3. La seule circonstance qu’une atteinte à une liberté fondamentale, portée par une mesure administrative, serait avérée, n’est pas de nature à caractériser l’existence d’une situation d’urgence justifiant l’intervention du juge des référés dans le très bref délai prévu par les dispositions de l’article L. 521-2 du code de justice administrative. Lorsque le requérant fonde son intervention non sur la procédure de suspension régie par l’article L. 521-1 du code de justice administrative mais sur la procédure de protection particulière instituée par l’article L. 521-2 de ce code, il lui appartient de justifier de circonstances caractérisant une situation d’urgence qui implique, sous réserve que les autres conditions posées par l’article L. 521-2 soient remplies, qu’une mesure visant à sauvegarder une liberté fondamentale doive être prise dans les quarante-huit heures.
4. Afin de justifier d’une situation d’urgence, les requérants font valoir l’isolement préoccupant de la jeune A E qui est orpheline depuis le décès de ses parents et confiée depuis sa naissance à Mme F par une décision de tutelle des autorités afghanes, sans aucune attache familiale en Iran et le risque corrélatif de renvoi en Afghanistan compte tenu de sa situation irrégulière en Iran suite à l’expiration de validité de son visa iranien le 12 juillet 2023. Toutefois il résulte de l’instruction et des documents versés par la requérante que cette enfant est entrée le 28 mai 2023 en Iran aux côtés de Mme F et des quatre enfants du couple sous couvert d’un visa iranien d’une durée de 45 jours valable du 23 mai 2023 au 20 août 2023, suite aux démarches entreprises par Mme F auprès du consulat iranien à Jalalabad (Afghanistan). Aucun élément relatif aux conditions de vie de l’intéressée ou à l’identité des tiers auxquels elle a été confiée n’est versé à l’instance de sorte que le risque imminent de renvoi en Afghanistan, qui n’est pas davantage étayé par la seule production d’éléments généraux de contexte, n’est pas, en l’état du dossier, établi. Il n’est enfin pas démontré que le visa iranien de l’enfant ne pourrait pas être à nouveau renouvelé jusqu’à ce que la commission de recours contre les décisions de refus de visa d’entrée en France statue sur sa demande de visa. Dans ces conditions, les éléments produits par Mme F ne permettent pas de caractériser une situation d’urgence particulière au sens des dispositions de l’article L. 521-2 du code de l’entrée et du séjour des étrangers et du droit d’asile.

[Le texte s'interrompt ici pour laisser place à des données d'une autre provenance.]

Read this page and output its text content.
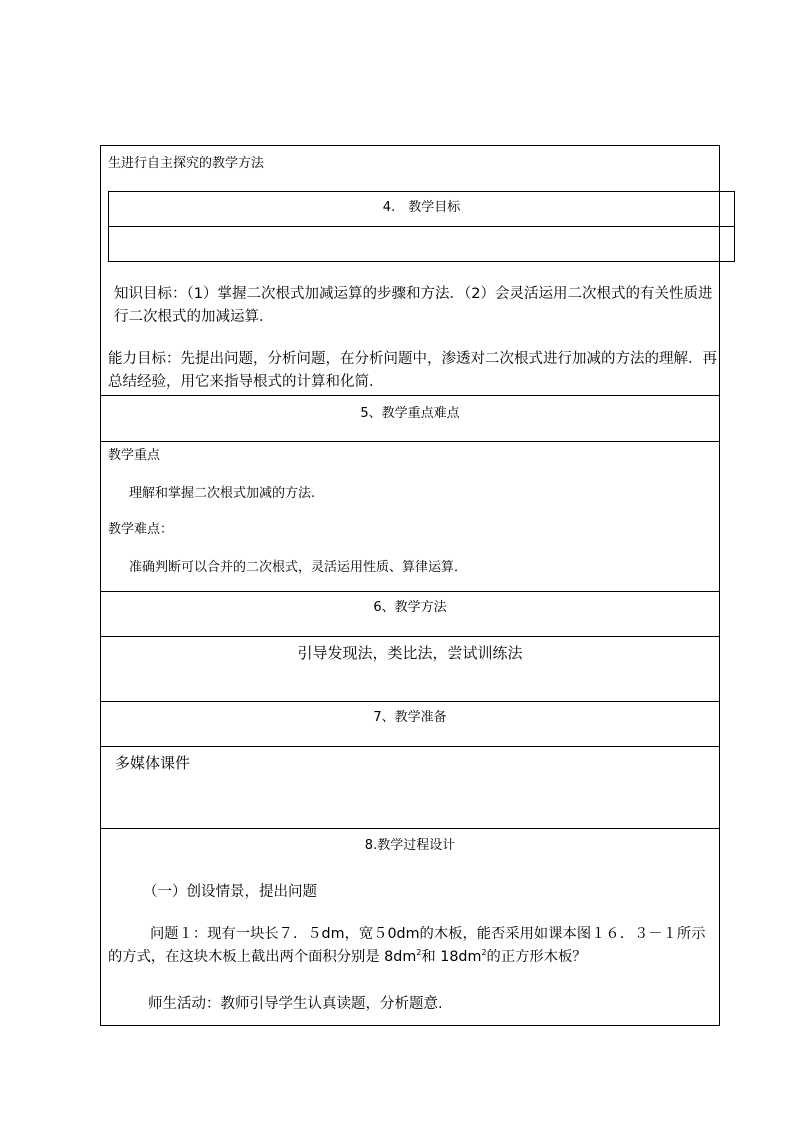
生进行自主探究的教学方法
4.　教学目标
知识目标：（1）掌握二次根式加减运算的步骤和方法．（2）会灵活运用二次根式的有关性质进行二次根式的加减运算．
能力目标：先提出问题，分析问题，在分析问题中，渗透对二次根式进行加减的方法的理解．再总结经验，用它来指导根式的计算和化简．
5、教学重点难点
教学重点
理解和掌握二次根式加减的方法.
教学难点：
准确判断可以合并的二次根式，灵活运用性质、算律运算．
6、教学方法
引导发现法，类比法，尝试训练法
7、教学准备
多媒体课件
8.教学过程设计
（一）创设情景，提出问题
问题１：现有一块长７．５dm，宽５0dm的木板，能否采用如课本图１６．３－１所示的方式，在这块木板上截出两个面积分别是 $8dm^2$和 $18dm^2$的正方形木板？
师生活动：教师引导学生认真读题，分析题意.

5. Il résulte de tout ce qui précède que la requête de Mme F doit être rejetée en toutes ses conclusions, y compris celles présentées au titre de l’article L. 761-1 du code de justice administrative.
O R D O N N E :
Article 1er : La requête de Mme F est rejetée.
Article 2 : La présente ordonnance sera notifiée à Mme I et au ministre de l’intérieur et des outre-mer.

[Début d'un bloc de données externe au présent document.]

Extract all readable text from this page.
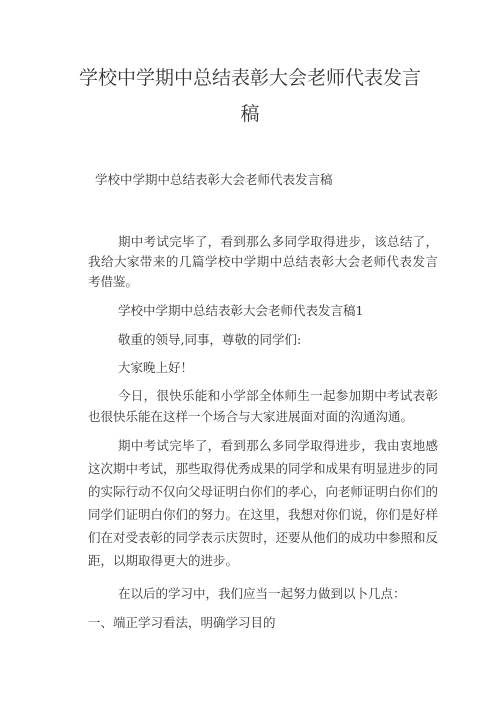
学校中学期中总结表彰大会老师代表发言
稿
学校中学期中总结表彰大会老师代表发言稿
期中考试完毕了，看到那么多同学取得进步，该总结了，
我给大家带来的几篇学校中学期中总结表彰大会老师代表发言
考借鉴。
学校中学期中总结表彰大会老师代表发言稿1
敬重的领导,同事，尊敬的同学们:
大家晚上好！
今日，很快乐能和小学部全体师生一起参加期中考试表彰
也很快乐能在这样一个场合与大家进展面对面的沟通沟通。
期中考试完毕了，看到那么多同学取得进步，我由衷地感
这次期中考试，那些取得优秀成果的同学和成果有明显进步的同
的实际行动不仅向父母证明白你们的孝心，向老师证明白你们的
同学们证明白你们的努力。在这里，我想对你们说，你们是好样
们在对受表彰的同学表示庆贺时，还要从他们的成功中参照和反
距，以期取得更大的进步。
在以后的学习中，我们应当一起努力做到以卜几点：
一、端正学习看法，明确学习目的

Fait à Nantes, le 21 juillet 2023.
La juge des référés,
M.-P. ALLIO-ROUSSEAU
Le greffier,
J.-F. MERCERONLa République mande et ordonne au ministre de l’intérieur et des outre-mer en ce qui le concerne ou à tous commissaires de justice à ce requis en ce qui concerne les voies de droit commun contre les parties privées, de pourvoir à l’exécution de la présente décision.